The first of these I learned from an elderly patient transferring her care from another psychiatrist because she didn’t like the office requirement that she provide a urine sample for a toxicology screen at every visit. This patient had no history of substance abuse. She could understand why the doctor might want to test his patients at all initial visits, but repeated testing seemed clinically unnecessary to her. She felt that either he didn’t know her as an individual with a specific history or he didn’t trust her. In turn, she didn’t trust him. Perhaps, like me, she suspected that this in-office testing was an additional revenue stream for the psychiatrist.

Another transferring patient specifically asked me about my policy for late arrivals to appointments. His previous psychiatrist would not see people who showed up 10 minutes late for appointments and would charge them for the missed session.
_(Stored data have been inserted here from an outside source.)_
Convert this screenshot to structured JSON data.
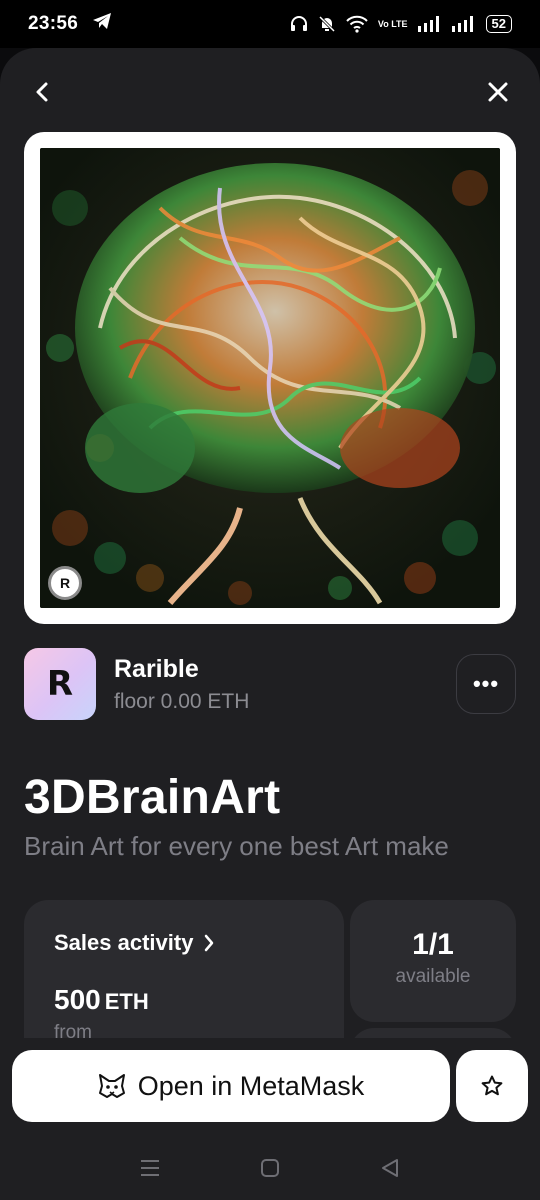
{
  "status_bar": {
    "time": "23:56",
    "battery": "52",
    "volte": "Vo LTE"
  },
  "nav": {
    "back_icon": "chevron-left-icon",
    "close_icon": "close-icon"
  },
  "nft": {
    "image_subject": "brain-artwork",
    "badge_letter": "R",
    "title": "3DBrainArt",
    "description": "Brain Art for every one best Art make"
  },
  "collection": {
    "logo_letter": "R",
    "name": "Rarible",
    "floor": "floor 0.00 ETH",
    "more_label": "•••"
  },
  "stats": {
    "sales_title": "Sales activity",
    "sales_price": "500",
    "sales_unit": "ETH",
    "sales_from": "from",
    "available_count": "1/1",
    "available_label": "available"
  },
  "actions": {
    "open_label": "Open in MetaMask",
    "favorite_icon": "star-icon"
  },
  "colors": {
    "sheet_bg": "#1f1f22",
    "card_bg": "#2b2b2f",
    "muted_text": "#7e7e86"
  }
}
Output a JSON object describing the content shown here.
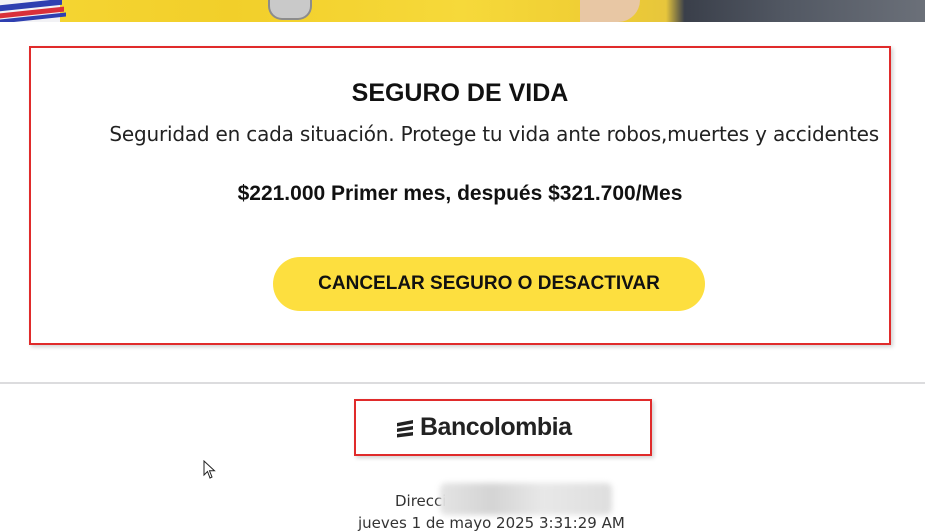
{
  "card": {
    "title": "SEGURO DE VIDA",
    "subtitle": "Seguridad en cada situación. Protege tu vida ante robos,muertes y accidentes",
    "price": "$221.000 Primer mes, después $321.700/Mes",
    "button_label": "CANCELAR SEGURO O DESACTIVAR"
  },
  "brand": {
    "name": "Bancolombia",
    "icon": "bancolombia-logo-icon"
  },
  "footer": {
    "address_label": "Direccion",
    "timestamp": "jueves 1 de mayo 2025 3:31:29 AM"
  },
  "colors": {
    "accent_button": "#fddf3f",
    "highlight_border": "#e02b2b"
  }
}
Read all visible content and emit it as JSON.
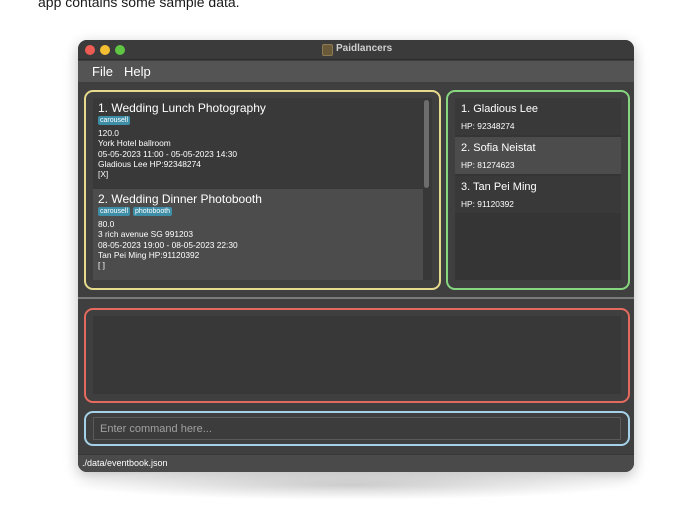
{
  "caption": "app contains some sample data.",
  "window": {
    "title": "Paidlancers"
  },
  "menu": {
    "file": "File",
    "help": "Help"
  },
  "events": [
    {
      "title": "1.  Wedding Lunch Photography",
      "tags": [
        "carousell"
      ],
      "rate": "120.0",
      "address": "York Hotel ballroom",
      "timing": "05-05-2023 11:00 - 05-05-2023 14:30",
      "contact": "Gladious Lee HP:92348274",
      "mark": "[X]"
    },
    {
      "title": "2.  Wedding Dinner Photobooth",
      "tags": [
        "carousell",
        "photobooth"
      ],
      "rate": "80.0",
      "address": "3 rich avenue SG 991203",
      "timing": "08-05-2023 19:00 - 08-05-2023 22:30",
      "contact": "Tan Pei Ming HP:91120392",
      "mark": "[ ]"
    }
  ],
  "contacts": [
    {
      "name": "1. Gladious Lee",
      "phone": "HP: 92348274"
    },
    {
      "name": "2. Sofia Neistat",
      "phone": "HP: 81274623"
    },
    {
      "name": "3. Tan Pei Ming",
      "phone": "HP: 91120392"
    }
  ],
  "result": {
    "text": ""
  },
  "command": {
    "placeholder": "Enter command here...",
    "value": ""
  },
  "status": {
    "path": "./data/eventbook.json"
  },
  "colors": {
    "events_border": "#e6da8c",
    "contacts_border": "#86d67f",
    "result_border": "#e46a60",
    "command_border": "#a5d2e8",
    "tag_bg": "#3f8ea7"
  }
}
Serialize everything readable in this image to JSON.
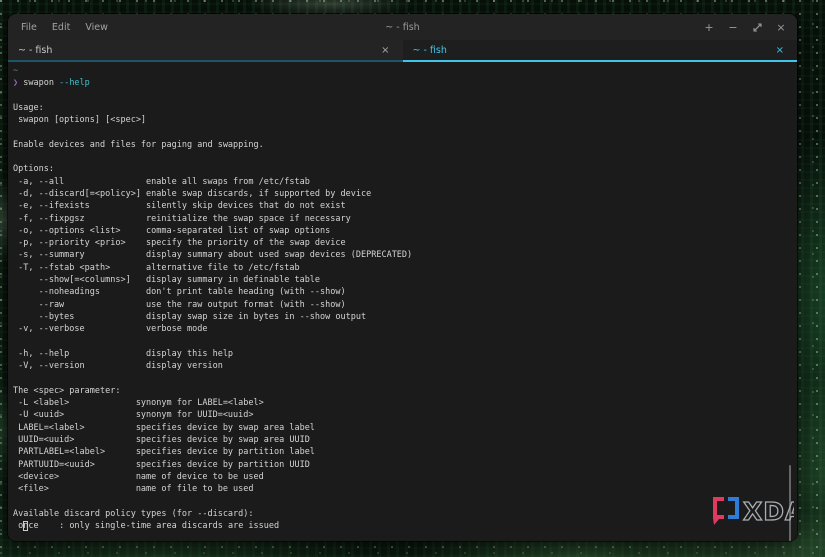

This policy is understandable in the context of a busy mental health center or hospital-based clinic, where providers have 15 minutes to see a patient and write a note; one late patient can throw off the entire day’s schedule. It’s more difficult to understand in a private-practice setting. My patients know that they have reserved a specific interval of time with me, they are paying for it, and they are entitled to as much as their late arrival allows. If they are 15 minutes late for a 20-minute medication monitoring appointment, they understand that we will be rushed and may have to schedule a second appointment if a significant medication change is indicated.

On two separate occasions with colleagues, in the setting of case conferences, they declared that they strongly encouraged all of their patients to see them twice a week for psychotherapy. If there was an abundance of psychiatrists so that patients would feel free to move to another provider if they don’t want twice weekly therapy, the policy would select for patients who want intensive psychotherapy. However, in Colorado and throughout most of the country, there is a shortage of psychiatrists, and few who are accepting new patients. Patients who are desperate for help and have sufficient resources may feel somewhat coerced to comply with the psychiatrist’s recommendation, even if it’s not really what they want or need.

While ordering routine in-office labs, creating strict policies about late arrivals, and scheduling frequent visits may all seem like justifiable actions when seen from a business perspective, they have the potential to harm the patient-psychiatrist relationship. When a psychiatrists’ actions are based on what is expedient for the practice, they may inadvertently be a betrayal of the patient. Our foremost duty is to our patients. Considering the many rewards we glean in our profession, it behooves us to guard against the appearance of ingratitude or greed, and redouble our commitment to putting patients first. ■

Claire Zilber, M.D., is chair of the Ethics Committee of the Colorado Psychiatric Society, a corresponding member of APA’s Ethics Committee, and a private practitioner in Denver.